As things cool off in the Middle East you could see gold resumes its grind higher, but I think it’s probably going to be more of a grind and not a jolt, than anything else.
Gold
The gold market has rallied a bit during the trading session on Tuesday as we continue to dance around the 50-day EMA, but more importantly continue to trade back and forth around the 4.30% level in the US 10-year yield. If that yield continues to drop like it has over the last week or so, we could see continued movement in the gold market to the upside.

This has been a very difficult couple of weeks for traders who are not very experienced, mainly because they are told that gold is a safety asset, and they think of it in those terms. While that is not necessarily untrue, the reality is rising rates are much more attractive to institutions than a non-yielding asset such as gold.
Gold Resuming its Grind Higher
As things cool off in the Middle East you could see gold resume its grind higher, but I think it’s probably going to be more of a grind than anything else.

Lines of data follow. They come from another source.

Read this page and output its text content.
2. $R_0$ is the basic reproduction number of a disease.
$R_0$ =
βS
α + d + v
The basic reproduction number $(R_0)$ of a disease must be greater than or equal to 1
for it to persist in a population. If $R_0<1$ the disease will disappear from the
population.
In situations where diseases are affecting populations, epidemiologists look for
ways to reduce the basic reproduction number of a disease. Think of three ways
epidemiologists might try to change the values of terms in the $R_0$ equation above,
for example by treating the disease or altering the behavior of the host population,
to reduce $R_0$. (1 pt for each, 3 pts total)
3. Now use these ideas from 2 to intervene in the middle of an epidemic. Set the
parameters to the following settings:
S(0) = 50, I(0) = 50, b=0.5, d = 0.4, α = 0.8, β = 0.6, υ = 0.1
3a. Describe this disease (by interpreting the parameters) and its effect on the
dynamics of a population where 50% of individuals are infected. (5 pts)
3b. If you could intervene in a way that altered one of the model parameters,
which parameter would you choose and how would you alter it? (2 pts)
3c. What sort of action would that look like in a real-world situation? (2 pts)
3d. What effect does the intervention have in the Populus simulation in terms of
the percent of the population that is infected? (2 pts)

The $4,600 level looks to be supported and I think as long as we can stay above there you have to feel somewhat bullish about this market, but I also recognize that gold is probably going to be more of a slow typical rally like we used to have instead of the parabolic moves that we had seen just a few months ago.
If we do break down below the $4,600 level, we more likely than not test the 200-day EMA and I’d venture to guess that we probably would see accompanying interest rates in the United States and other places rising. That could be poor for gold, but the reason obviously at this point is probably more likely than not going to come in the form of headlines coming out of the Middle East.